Tonight was another yummy contest recipe. My favorite thing about this one was that it was made in the crock pot which is always nice. We had a chicken taco soup recipe that was ok but we like this one better. I ate mine with a teeny bit of non-fat sour cream and a few hint of lime chips (not the dorito kind but a really yummy kind I found at sunflower market) and I thought those were the perfect toppings. After I finished I thought I should have used some avocado but it was still great. This is one you can make over and over. Yummy. 4.5 out of 5 stars.
Source: Emily Mann, Sacramento, CA
Course: Soup
Serves: 8
Ingredients
- 2 15 oz cans tomato sauce
- 3 cups water
- ¼ cups taco seasoning (I use the kind from Costco)
- 1 15 oz can stew-cut tomatoes
- 1 15 oz can kidney or black beans
- 1 cups frozen corn
- 1 4 oz can diced green chilies
- 2 chicken breasts cut into large chunks
Directions
- 1. Add tomato sauce, water, and taco seasoning to a large Crockpot and stir until seasoning is blended well.

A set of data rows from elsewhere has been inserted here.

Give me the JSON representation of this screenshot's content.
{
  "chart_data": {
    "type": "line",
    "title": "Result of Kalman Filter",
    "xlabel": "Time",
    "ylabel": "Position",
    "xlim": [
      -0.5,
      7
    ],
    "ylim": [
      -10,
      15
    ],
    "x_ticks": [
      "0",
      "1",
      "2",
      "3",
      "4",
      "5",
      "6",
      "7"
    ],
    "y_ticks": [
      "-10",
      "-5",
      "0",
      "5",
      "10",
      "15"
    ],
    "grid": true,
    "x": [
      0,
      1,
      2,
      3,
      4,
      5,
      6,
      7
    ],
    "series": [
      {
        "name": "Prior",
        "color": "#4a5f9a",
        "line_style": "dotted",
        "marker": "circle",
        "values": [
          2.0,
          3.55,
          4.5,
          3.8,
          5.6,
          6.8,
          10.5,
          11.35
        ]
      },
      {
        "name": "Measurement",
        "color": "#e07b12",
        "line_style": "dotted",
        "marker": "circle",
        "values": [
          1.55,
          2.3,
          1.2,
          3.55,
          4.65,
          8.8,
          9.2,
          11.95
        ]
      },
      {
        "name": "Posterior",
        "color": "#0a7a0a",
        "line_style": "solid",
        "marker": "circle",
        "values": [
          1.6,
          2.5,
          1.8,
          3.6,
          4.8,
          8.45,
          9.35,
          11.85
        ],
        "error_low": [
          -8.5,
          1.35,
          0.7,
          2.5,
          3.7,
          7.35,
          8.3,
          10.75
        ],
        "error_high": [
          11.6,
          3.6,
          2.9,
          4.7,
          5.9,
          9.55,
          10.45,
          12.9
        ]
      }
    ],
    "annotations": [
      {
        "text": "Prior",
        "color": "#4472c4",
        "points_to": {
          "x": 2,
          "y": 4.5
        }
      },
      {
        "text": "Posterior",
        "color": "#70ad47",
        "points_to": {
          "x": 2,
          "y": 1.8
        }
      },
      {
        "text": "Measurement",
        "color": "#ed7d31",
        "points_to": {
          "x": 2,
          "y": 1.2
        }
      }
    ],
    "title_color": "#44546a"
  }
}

- 2. Add the rest of the ingredients and cook on high fro 4-5 hours, or low 7-8 hours.
- 3. Take out the chicken chunks with tongs and shred with forks, returning chicken to the Crockpot.
- 4. Serve with your desired toppings.
Topping Suggestions:
Tortilla Chips, crushed
Shredded cheese
Sour Cream (Fat Free of course)
Avocado or guacamole
Chopped tomatoes or Pico de Gallo
Anything else you like on your tacos (except I don’t recommend lettuce)
Amount Per Serving (without toppings)
Calories: 250
Fat: 2g
Carbohydrate: 30.7g
Protein: 27.4g
Calories: 250
Fat: 2g
Carbohydrate: 30.7g
Protein: 27.4g
Yea! Glad you liked it. Its a creation we will definitely make again!